In this I can't understand the working of

 priority_queue<pp,vector<pp>,pri> q;

That is related to:

struct pri
{
    int operator() (const pair<int,int>&p1,const pair<int,int>&p2)
    {
        return p1.second<p2.second;
    }
}p;

What is the use of () operator in this? I mean how it functions in this code?

Also why are we using & in operator()?

Also, how does this comparator work in priority queue definition?
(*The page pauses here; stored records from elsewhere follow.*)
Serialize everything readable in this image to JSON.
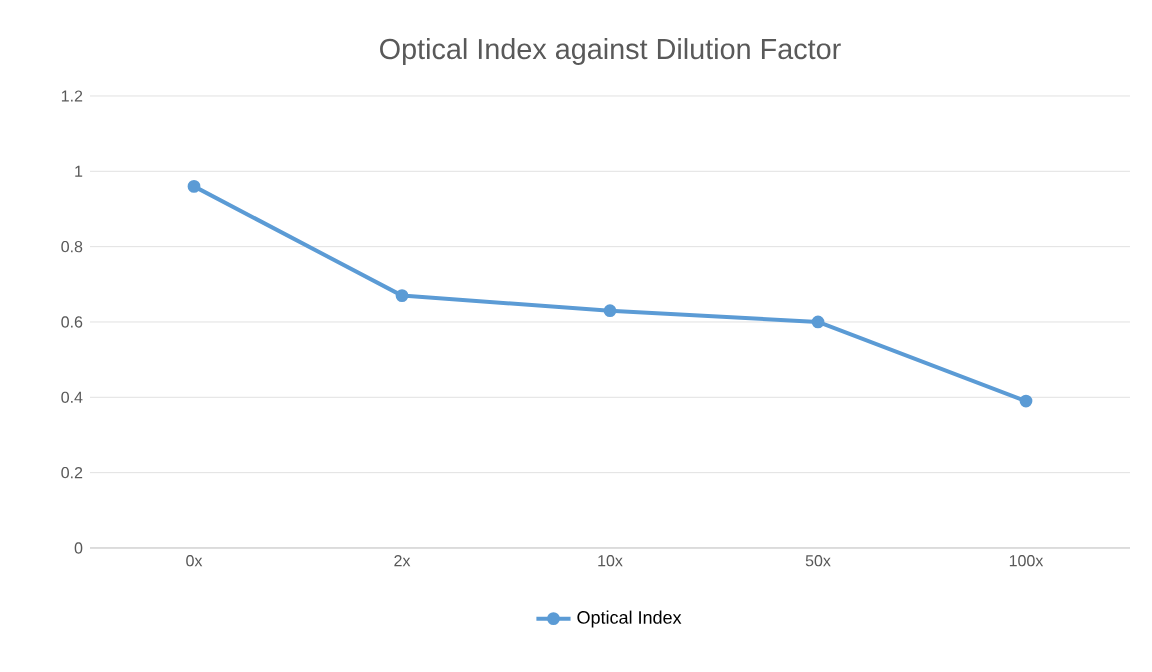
{
  "chart_data": {
    "type": "line",
    "title": "Optical Index against Dilution Factor",
    "categories": [
      "0x",
      "2x",
      "10x",
      "50x",
      "100x"
    ],
    "series": [
      {
        "name": "Optical Index",
        "color": "#5b9bd5",
        "values": [
          0.96,
          0.67,
          0.63,
          0.6,
          0.39
        ]
      }
    ],
    "ylim": [
      0,
      1.2
    ],
    "yticks": [
      0,
      0.2,
      0.4,
      0.6,
      0.8,
      1,
      1.2
    ],
    "grid": "y",
    "legend": "bottom",
    "marker": "circle",
    "line_style": "solid"
  }
}
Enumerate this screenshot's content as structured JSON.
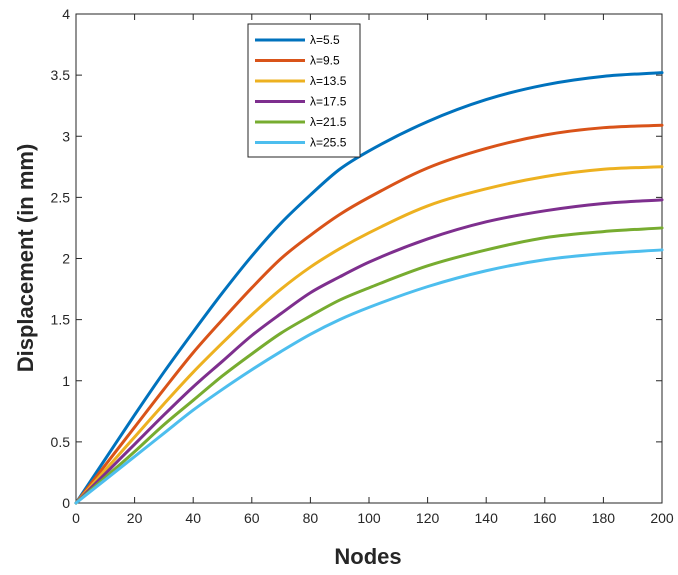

And why are we using constant in operator definition?

i mean to say how is exactly this comparison in operator working and cant we use any other symbol as = * @ or any other instead of ()

Answer 1

I think the compare function you write is wrong.

int operator() (const pair<int,int>&p1,const pair<int,int>&p2)
{
    return p1.second<p2.second;
}

which the correct one should be

int operator() (const pair<int,int>&p1,const pair<int,int>&p2)
{
    return p1.second>p2.second;
}

Because in priority_quequeyou can find that The expression comp(a,b), where comp is an object of this type and a and b are elements in the container, shall return true if a is considered to go before b in the strict weak ordering the function defines.

Because in the Dijkstra algorithm, the node with smaller value should has higher priority, thus the operator we used here should be

p1.second>p2.second

(By using your code to solve a problem, it took me a long time to figure out this problem that my program's results were always different with the correct one.) (By the way, in the Dijkstra algorithm itself, I think once a node was pop as the smallest one, there is no need to pop it again and update all the nodes that connected to it. This could save a lot of time.)